Today we got a Christmas tree and my sister cut and colored my hair. She's my stylist so I have her cut my hair a few times a year. Sometimes she also colors it. It hides my gray, which is slowly creeping in more and more.

*This came back to bite us in the ass again. The wife of the couple whose car we had before Thanksgiving was planning to come, but her husband had one car key and we still had the other! So, she wasn't able to come :-(

Wednesday, December 3, 2008

pedaling with only one pedal

Pedaling with only one pedal is probably a good analogy for something, but that's literally what I did on the way home tonight. My left bike pedal fell off! What's with my transportation being lopsided???

I wasn't able to put it back on and pedaling with only one pedal doesn't move you very fast. So, I just walked my bike the rest of the way home. I couldn't be bothered tonight to try to put it back on with tools so I'll deal with it later.

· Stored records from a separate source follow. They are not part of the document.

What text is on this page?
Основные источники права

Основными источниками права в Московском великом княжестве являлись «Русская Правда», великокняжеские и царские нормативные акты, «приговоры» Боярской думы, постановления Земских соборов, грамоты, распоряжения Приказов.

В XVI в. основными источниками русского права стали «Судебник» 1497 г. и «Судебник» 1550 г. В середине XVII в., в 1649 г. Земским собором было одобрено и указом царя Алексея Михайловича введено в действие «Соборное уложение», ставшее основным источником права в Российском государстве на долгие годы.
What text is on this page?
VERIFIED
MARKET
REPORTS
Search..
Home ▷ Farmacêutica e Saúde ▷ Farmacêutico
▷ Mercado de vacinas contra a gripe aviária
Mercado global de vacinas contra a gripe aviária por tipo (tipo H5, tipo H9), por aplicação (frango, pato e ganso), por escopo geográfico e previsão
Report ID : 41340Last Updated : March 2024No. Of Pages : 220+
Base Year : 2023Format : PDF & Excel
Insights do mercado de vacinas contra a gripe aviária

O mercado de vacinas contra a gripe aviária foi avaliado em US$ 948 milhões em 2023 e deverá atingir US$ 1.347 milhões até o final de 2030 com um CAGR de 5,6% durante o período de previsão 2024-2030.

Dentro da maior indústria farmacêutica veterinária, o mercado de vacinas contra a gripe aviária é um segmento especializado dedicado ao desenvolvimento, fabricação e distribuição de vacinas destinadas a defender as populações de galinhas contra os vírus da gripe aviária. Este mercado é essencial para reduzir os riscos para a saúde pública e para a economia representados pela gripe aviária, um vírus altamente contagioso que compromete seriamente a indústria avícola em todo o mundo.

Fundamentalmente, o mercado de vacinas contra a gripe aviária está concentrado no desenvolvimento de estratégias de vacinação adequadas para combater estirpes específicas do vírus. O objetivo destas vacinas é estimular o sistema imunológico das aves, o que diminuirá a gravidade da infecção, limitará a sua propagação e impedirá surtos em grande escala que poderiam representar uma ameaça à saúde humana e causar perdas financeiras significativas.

In other news, this program for graduate students interested in National Park Service leadership sounds really cool!

Tuesday, December 2, 2008

hanging hammocks

Mariyah and Herb went to Neotropical Field Site for a short trip over Thanksgiving, and I asked Mariyah to bring back some hammocks for us. She got one for herself too, but doesn't have a good place to hang it at home.

We stretched out the hammock in her office and were debating the placement and the height we would have to drill holes in the cinderblock when Herb walked in with an undergrad. Whoops.

I was only mildly embarassed, since Herb lived in his office for several weeks at one desperate point in time. Still, that undergrad must be confused about what grad students do with their time!

Monday, December 1, 2008

home again

We had an enjoyable and productive Thanksgiving weekend, which I will summarize with bullets for your reading pleasure.
  • We ate huge multi-course meals on Wednesday, Thursday, and Friday with huge breakfast and lunch on Saturday.
  • I can't believe how much cheese I ate. I love cheese. Especially expensive cheese that I'm usually much too frugal to buy.
  • I also can't believe how much I drank. At least a glass or two of wine (which easily gets me tipsy on an empty stomach) with each of those huge meals and plenty of beer in between.
  • We house-hopped among Jon's family and didn't spend two consecutive nights in the same house.
  • We figured out more logistics for our wedding in April.
  • I had lunch with a former coworker/boss/friend of mine.
  • Jon's dentist brother cleaned my teeth. I need to floss more.
  • I adore Jon's nieces and nephews because they're all so smart, well behaved, and fun to hang out with.
  • I didn't do much work. Monday was supposed to be my work day but his brother inconveniently didn't know the password for their protected wireless internet. Basically everything I needed to do required me to be online. So much for that plan.
Ok, back to work!

What is hotter than Dr. Isis's Naughty Monkeys?

Climate change: It's definitely hotter than Dr. Isis's Naughty Monkeys!

While my research isn't directly related to understanding climate change, my research may be able to help slow down the rate of CO2 increase in the atmosphere by conserving areas that are currently sequestering vast amounts of CO2.

If that's not hotter than those shoes, I don't know what is. (On second thought, the research directly related to climate change surely qualifies as hotter than mine, but both are still way hotter than Naughty Monkeys).